GHIB, operating from London for 65 years, is partnering with local financial institutions in West Africa to strengthen their capacity and make them more attractive to larger international lenders. Over the past five years, the bank has facilitated more than US$14 billion in total trade flows, including US$10.6 billion in documentary trade collections and US$2.7 billion in primary trade finance transactions across Sub-Saharan Africa.
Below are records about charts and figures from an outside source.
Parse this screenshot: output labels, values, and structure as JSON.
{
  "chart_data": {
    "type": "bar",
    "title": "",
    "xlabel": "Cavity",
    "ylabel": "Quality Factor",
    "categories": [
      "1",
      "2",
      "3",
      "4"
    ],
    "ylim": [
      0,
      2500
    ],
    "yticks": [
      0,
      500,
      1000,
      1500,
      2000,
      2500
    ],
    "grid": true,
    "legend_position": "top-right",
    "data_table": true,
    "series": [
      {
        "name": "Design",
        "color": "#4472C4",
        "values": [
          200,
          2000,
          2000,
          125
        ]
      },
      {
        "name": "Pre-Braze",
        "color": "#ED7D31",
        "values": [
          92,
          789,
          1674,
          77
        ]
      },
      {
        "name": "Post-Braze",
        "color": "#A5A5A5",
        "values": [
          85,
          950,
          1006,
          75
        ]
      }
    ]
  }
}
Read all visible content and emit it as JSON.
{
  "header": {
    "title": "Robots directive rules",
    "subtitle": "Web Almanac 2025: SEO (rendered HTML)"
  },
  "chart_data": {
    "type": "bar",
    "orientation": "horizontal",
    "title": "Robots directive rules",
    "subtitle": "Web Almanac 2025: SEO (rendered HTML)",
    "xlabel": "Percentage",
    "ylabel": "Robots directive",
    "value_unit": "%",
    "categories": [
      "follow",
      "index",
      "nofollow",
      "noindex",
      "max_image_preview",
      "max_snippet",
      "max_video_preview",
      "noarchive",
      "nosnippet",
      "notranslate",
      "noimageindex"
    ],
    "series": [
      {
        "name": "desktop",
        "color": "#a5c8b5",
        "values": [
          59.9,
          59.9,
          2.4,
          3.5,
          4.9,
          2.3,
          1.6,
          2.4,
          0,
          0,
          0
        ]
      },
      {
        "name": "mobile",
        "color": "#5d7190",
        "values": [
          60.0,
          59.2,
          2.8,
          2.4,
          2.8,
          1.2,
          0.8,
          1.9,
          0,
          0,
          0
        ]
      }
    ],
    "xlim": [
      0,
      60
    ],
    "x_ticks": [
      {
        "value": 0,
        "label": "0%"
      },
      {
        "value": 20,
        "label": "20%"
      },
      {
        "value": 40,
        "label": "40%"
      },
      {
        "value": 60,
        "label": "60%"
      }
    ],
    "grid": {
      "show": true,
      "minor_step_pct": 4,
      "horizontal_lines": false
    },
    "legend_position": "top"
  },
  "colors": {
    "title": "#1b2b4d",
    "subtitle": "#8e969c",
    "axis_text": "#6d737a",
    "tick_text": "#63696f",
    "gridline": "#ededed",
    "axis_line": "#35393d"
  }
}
Downstream payments to West Africa in 2024 alone exceeded US$8.5 billion.
Mr Adansi stressed that financing remains the main bottleneck to processing, noting that “traditional banking products are rarely designed to support multi-year investment cycles in processing.” He proposed specialised commodity finance instruments such as pre-export financing tied to off-take agreements, inventory financing against stored commodities, and equipment leasing to reduce capital outlays.
The conference heard of missed opportunities, including a contract worth over US$10 million for onions bound for Senegal that was supplied by European companies despite sufficient raw production in West Africa — a situation attributed to the lack of processing finance. Research presented suggested that raising Africa’s share of value-added exports from 14 to 25 percent could generate over US$50 billion in extra annual revenue and millions of industrial jobs.
While citing Ghana’s progress in cocoa processing and gold refining as examples of targeted finance delivering results, Mr Adansi cautioned that processing cannot advance without stable electricity, modern transport networks, skilled technical labour, and supportive tax regimes.
He identified the African Continental Free Trade Area (AfCFTA) as a platform for developing regional-scale processing hubs, adding that technology — including blockchain — could help African processors secure premium prices. “Sustainably processed commodities increasingly earn higher prices. With well-regulated carbon markets and environmental finance tools, Africa can attract the capital it needs while meeting global sustainability demands,” he said.
GHIB’s plan relies on partnerships involving commercial banks, development finance institutions, and governments, with pilot projects in targeted commodity sectors to demonstrate both financial and developmental benefits. “If we can build value chains that keep more of the processing on African soil, the gains will be felt not just in GDP, but in livelihoods,” Mr Adansi emphasised.